Currently, more than 90 percent of Chinese MMOs make use of this virtual chest concept, and many will now have to remove it. According to Beijing Business Today, the annual revenue loss is expected to be between 5 and 7 percent.

In addition, the official statement of the Chinese Ministries stated that virtual currency “will only be allowed to trade in virtual goods and services provided by its issuer.” In the US, small companies often use larger companies to handle payment systems for their virtual items (Mochi Media’s new payment platform being a recent example). It is no different in China. An example from Virtual Goods News highlights Shanda Online, a major provider of such services to small Chinese companies. Based on the contracts between Shanda and its partners, users can use Shanda Points to purchase various goods and services from the smaller companies’ games. Now, under the new law, those contracts are illegal.

Fantasy Westward JourneyThe same article post also points out a relatively unknown problem stemming from the new law: There are a number of games that utilize two forms of currency. NetEase is one such example. It makes use of the freemium model in a rather unorthodox way; using both “game points” and “game coins” that can be exchanged for one another.

Here’s how it works (and where the problem lies): Players could once buy time cards that would determine how long they could play. They could also buy game points (for real money) that could be used for the same result. This is where freemium comes into play: Users could earn game coins by doing quests and killing in-game creatures. These coins could then be traded for points, and the points traded with other players. Other players could then redeem these points for more game play time. This allowed for a tremendously large user base (1.76 million peak concurrent users), which is likely going to drop significantly in the near future.

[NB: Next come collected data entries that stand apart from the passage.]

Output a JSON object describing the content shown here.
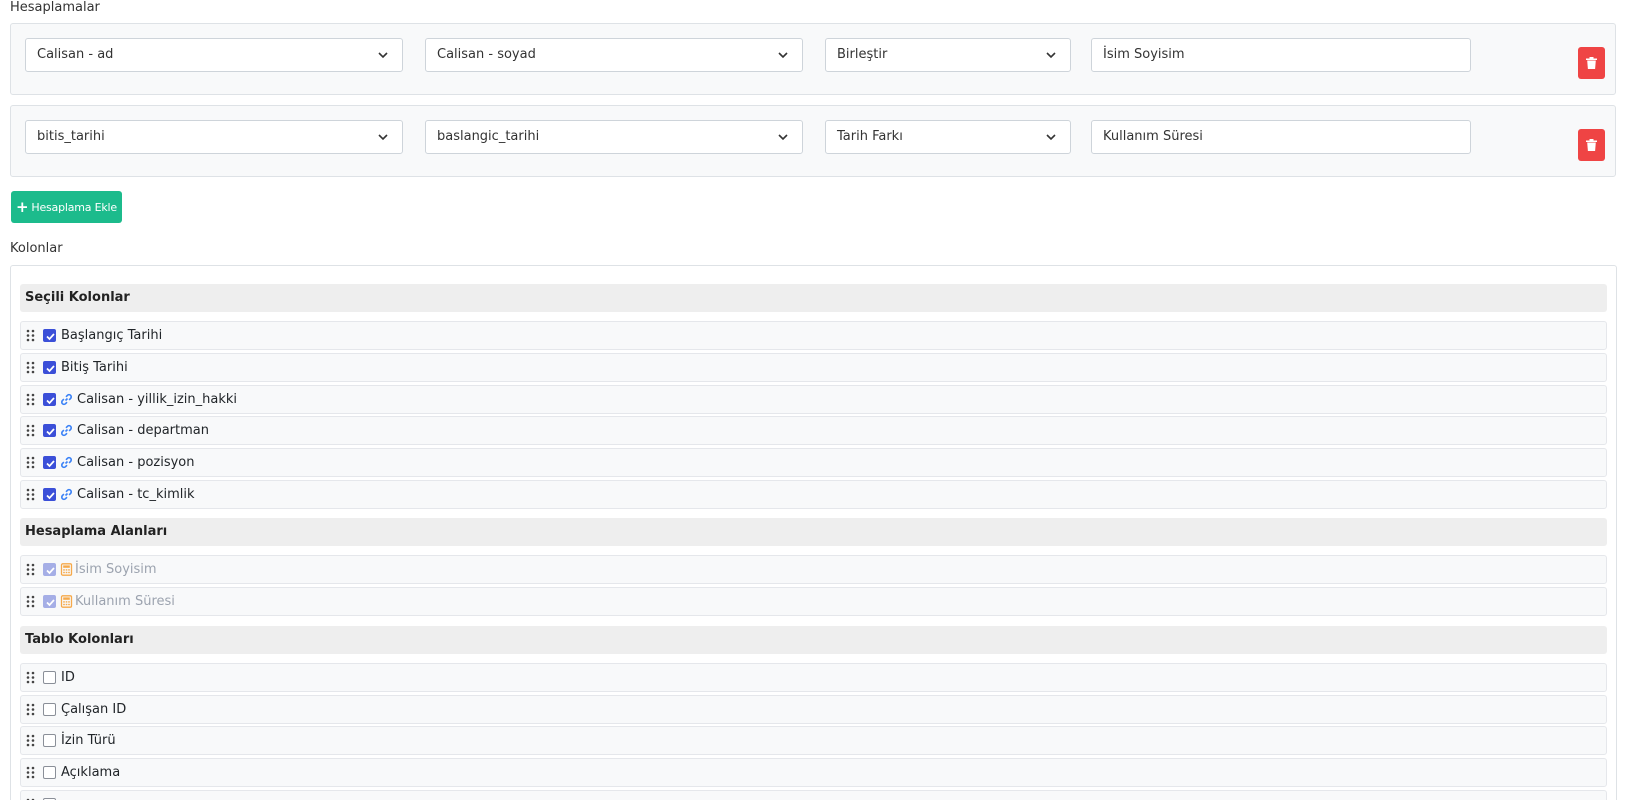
{
  "calculations": {
    "title": "Hesaplamalar",
    "rows": [
      {
        "field1": "Calisan - ad",
        "field2": "Calisan - soyad",
        "operation": "Birleştir",
        "result_name": "İsim Soyisim"
      },
      {
        "field1": "bitis_tarihi",
        "field2": "baslangic_tarihi",
        "operation": "Tarih Farkı",
        "result_name": "Kullanım Süresi"
      }
    ],
    "add_button_label": "Hesaplama Ekle"
  },
  "columns": {
    "title": "Kolonlar",
    "selected_header": "Seçili Kolonlar",
    "selected": [
      "Başlangıç Tarihi",
      "Bitiş Tarihi",
      "Calisan - yillik_izin_hakki",
      "Calisan - departman",
      "Calisan - pozisyon",
      "Calisan - tc_kimlik"
    ],
    "calc_header": "Hesaplama Alanları",
    "calc_fields": [
      "İsim Soyisim",
      "Kullanım Süresi"
    ],
    "table_header": "Tablo Kolonları",
    "table_columns": [
      "ID",
      "Çalışan ID",
      "İzin Türü",
      "Açıklama"
    ]
  },
  "icons": {
    "grip": "grip-vertical-icon",
    "link": "link-icon",
    "calculator": "calculator-icon",
    "trash": "trash-icon",
    "chevron": "chevron-down-icon",
    "plus": "plus-icon"
  },
  "colors": {
    "checkbox": "#3b4fd8",
    "delete": "#ef4444",
    "add": "#1cbb8c",
    "link": "#3b82f6",
    "calculator": "#f6a94a"
  }
}
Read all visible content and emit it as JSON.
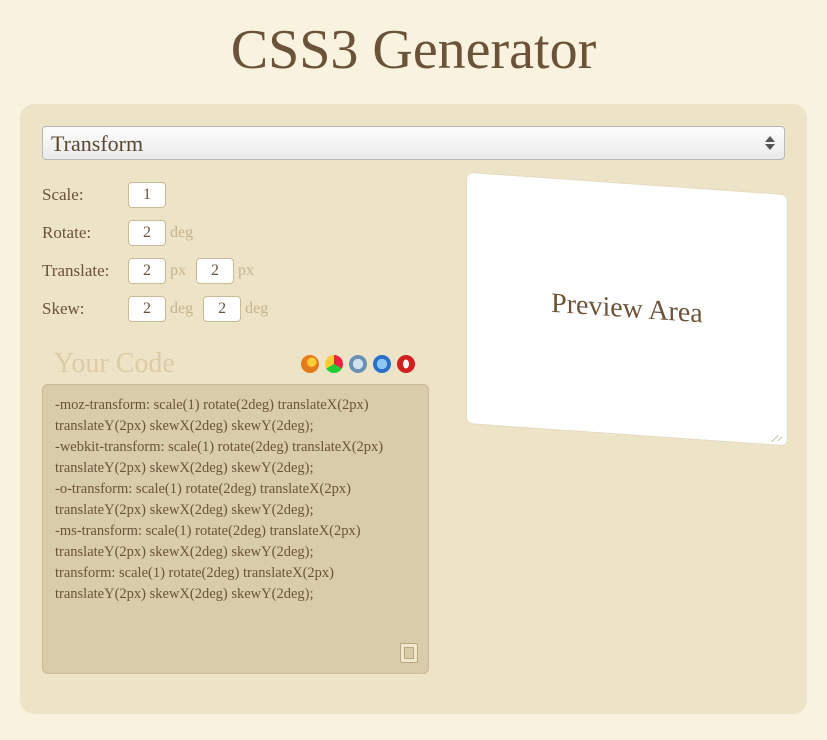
{
  "title": "CSS3 Generator",
  "dropdown": {
    "selected": "Transform"
  },
  "form": {
    "scale": {
      "label": "Scale:",
      "value": "1"
    },
    "rotate": {
      "label": "Rotate:",
      "value": "2",
      "unit": "deg"
    },
    "translate": {
      "label": "Translate:",
      "x": "2",
      "y": "2",
      "unit": "px"
    },
    "skew": {
      "label": "Skew:",
      "x": "2",
      "y": "2",
      "unit": "deg"
    }
  },
  "code": {
    "title": "Your Code",
    "text": "-moz-transform: scale(1) rotate(2deg) translateX(2px) translateY(2px) skewX(2deg) skewY(2deg);\n-webkit-transform: scale(1) rotate(2deg) translateX(2px) translateY(2px) skewX(2deg) skewY(2deg);\n-o-transform: scale(1) rotate(2deg) translateX(2px) translateY(2px) skewX(2deg) skewY(2deg);\n-ms-transform: scale(1) rotate(2deg) translateX(2px) translateY(2px) skewX(2deg) skewY(2deg);\ntransform: scale(1) rotate(2deg) translateX(2px) translateY(2px) skewX(2deg) skewY(2deg);"
  },
  "preview": {
    "label": "Preview Area"
  },
  "browsers": {
    "firefox": "#e37b1c",
    "chrome_outer": "conic-gradient(#e24 0 120deg,#2c3 120deg 240deg,#fc3 240deg 360deg)",
    "safari": "#6b8fb5",
    "ie": "#2a6fc9",
    "opera": "#d21f1f"
  }
}
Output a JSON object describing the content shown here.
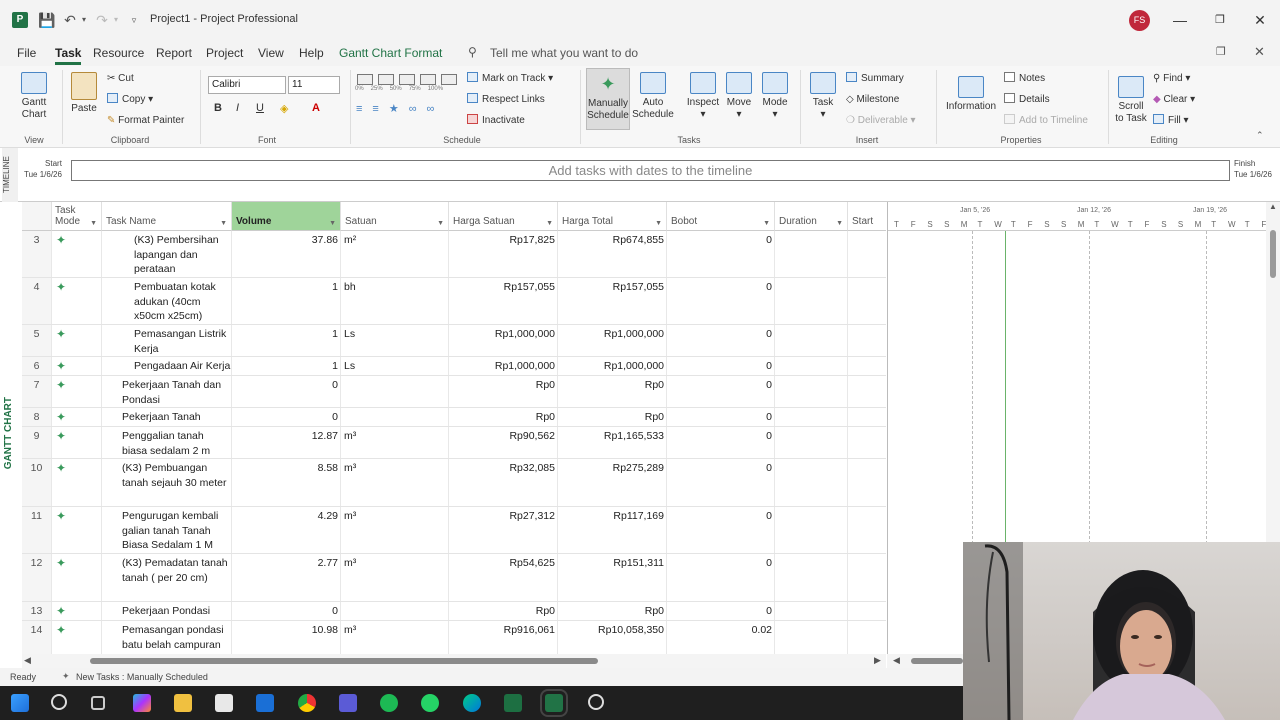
{
  "titlebar": {
    "title": "Project1 - Project Professional",
    "avatar": "FS"
  },
  "menu": [
    "File",
    "Task",
    "Resource",
    "Report",
    "Project",
    "View",
    "Help",
    "Gantt Chart Format"
  ],
  "tellme": "Tell me what you want to do",
  "ribbon": {
    "view": {
      "gantt": "Gantt\nChart",
      "label": "View"
    },
    "clipboard": {
      "paste": "Paste",
      "cut": "Cut",
      "copy": "Copy",
      "format_painter": "Format Painter",
      "label": "Clipboard"
    },
    "font": {
      "family": "Calibri",
      "size": "11",
      "label": "Font"
    },
    "schedule": {
      "mark": "Mark on Track",
      "respect": "Respect Links",
      "inactivate": "Inactivate",
      "label": "Schedule",
      "pcts": [
        "0%",
        "25%",
        "50%",
        "75%",
        "100%"
      ]
    },
    "tasks": {
      "manual": "Manually Schedule",
      "auto": "Auto Schedule",
      "inspect": "Inspect",
      "move": "Move",
      "mode": "Mode",
      "label": "Tasks"
    },
    "insert": {
      "task": "Task",
      "summary": "Summary",
      "milestone": "Milestone",
      "deliverable": "Deliverable",
      "label": "Insert"
    },
    "properties": {
      "information": "Information",
      "notes": "Notes",
      "details": "Details",
      "add_timeline": "Add to Timeline",
      "label": "Properties"
    },
    "editing": {
      "scroll": "Scroll to Task",
      "find": "Find",
      "clear": "Clear",
      "fill": "Fill",
      "label": "Editing"
    }
  },
  "timeline": {
    "side": "TIMELINE",
    "start_label": "Start",
    "start_date": "Tue 1/6/26",
    "placeholder": "Add tasks with dates to the timeline",
    "finish_label": "Finish",
    "finish_date": "Tue 1/6/26"
  },
  "gantt_side": "GANTT CHART",
  "columns": {
    "mode": "Task Mode",
    "name": "Task Name",
    "volume": "Volume",
    "satuan": "Satuan",
    "harga_satuan": "Harga Satuan",
    "harga_total": "Harga Total",
    "bobot": "Bobot",
    "duration": "Duration",
    "start": "Start"
  },
  "rows": [
    {
      "id": "3",
      "name": "(K3) Pembersihan lapangan dan perataan",
      "indent": 2,
      "volume": "37.86",
      "satuan": "m²",
      "hs": "Rp17,825",
      "ht": "Rp674,855",
      "bobot": "0"
    },
    {
      "id": "4",
      "name": "Pembuatan kotak adukan (40cm x50cm x25cm)",
      "indent": 2,
      "volume": "1",
      "satuan": "bh",
      "hs": "Rp157,055",
      "ht": "Rp157,055",
      "bobot": "0"
    },
    {
      "id": "5",
      "name": "Pemasangan Listrik Kerja",
      "indent": 2,
      "volume": "1",
      "satuan": "Ls",
      "hs": "Rp1,000,000",
      "ht": "Rp1,000,000",
      "bobot": "0"
    },
    {
      "id": "6",
      "name": "Pengadaan Air Kerja",
      "indent": 2,
      "volume": "1",
      "satuan": "Ls",
      "hs": "Rp1,000,000",
      "ht": "Rp1,000,000",
      "bobot": "0"
    },
    {
      "id": "7",
      "name": "Pekerjaan Tanah dan Pondasi",
      "indent": 1,
      "volume": "0",
      "satuan": "",
      "hs": "Rp0",
      "ht": "Rp0",
      "bobot": "0"
    },
    {
      "id": "8",
      "name": "Pekerjaan Tanah",
      "indent": 1,
      "volume": "0",
      "satuan": "",
      "hs": "Rp0",
      "ht": "Rp0",
      "bobot": "0"
    },
    {
      "id": "9",
      "name": "Penggalian tanah biasa sedalam 2 m",
      "indent": 1,
      "volume": "12.87",
      "satuan": "m³",
      "hs": "Rp90,562",
      "ht": "Rp1,165,533",
      "bobot": "0"
    },
    {
      "id": "10",
      "name": "(K3) Pembuangan tanah sejauh 30 meter",
      "indent": 1,
      "volume": "8.58",
      "satuan": "m³",
      "hs": "Rp32,085",
      "ht": "Rp275,289",
      "bobot": "0"
    },
    {
      "id": "11",
      "name": "Pengurugan kembali galian tanah Tanah Biasa Sedalam 1 M",
      "indent": 1,
      "volume": "4.29",
      "satuan": "m³",
      "hs": "Rp27,312",
      "ht": "Rp117,169",
      "bobot": "0"
    },
    {
      "id": "12",
      "name": "(K3) Pemadatan tanah tanah ( per 20 cm)",
      "indent": 1,
      "volume": "2.77",
      "satuan": "m³",
      "hs": "Rp54,625",
      "ht": "Rp151,311",
      "bobot": "0"
    },
    {
      "id": "13",
      "name": "Pekerjaan Pondasi",
      "indent": 1,
      "volume": "0",
      "satuan": "",
      "hs": "Rp0",
      "ht": "Rp0",
      "bobot": "0"
    },
    {
      "id": "14",
      "name": "Pemasangan pondasi batu belah campuran",
      "indent": 1,
      "volume": "10.98",
      "satuan": "m³",
      "hs": "Rp916,061",
      "ht": "Rp10,058,350",
      "bobot": "0.02"
    }
  ],
  "gantt": {
    "weeks": [
      "Jan 5, '26",
      "Jan 12, '26",
      "Jan 19, '26"
    ],
    "days": [
      "T",
      "F",
      "S",
      "S",
      "M",
      "T",
      "W",
      "T",
      "F",
      "S",
      "S",
      "M",
      "T",
      "W",
      "T",
      "F",
      "S",
      "S",
      "M",
      "T",
      "W",
      "T",
      "F"
    ]
  },
  "status": {
    "ready": "Ready",
    "new_tasks": "New Tasks : Manually Scheduled"
  },
  "colors": {
    "accent": "#217346",
    "volume_header": "#9fd49a"
  }
}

The adverse affects of the new legislation in China are quite apparent. However, it is important to emphasize that the online market for Asia is roughly 25 times larger than it is in the US. A vast majority of that market ($2.8 billion out of $5 billion) stems from China alone. Though 70 percent of that market is virtual goods, its sheer size demonstrates how strong it has become. It will have to evolve to handle the changes it is now forced to deal with.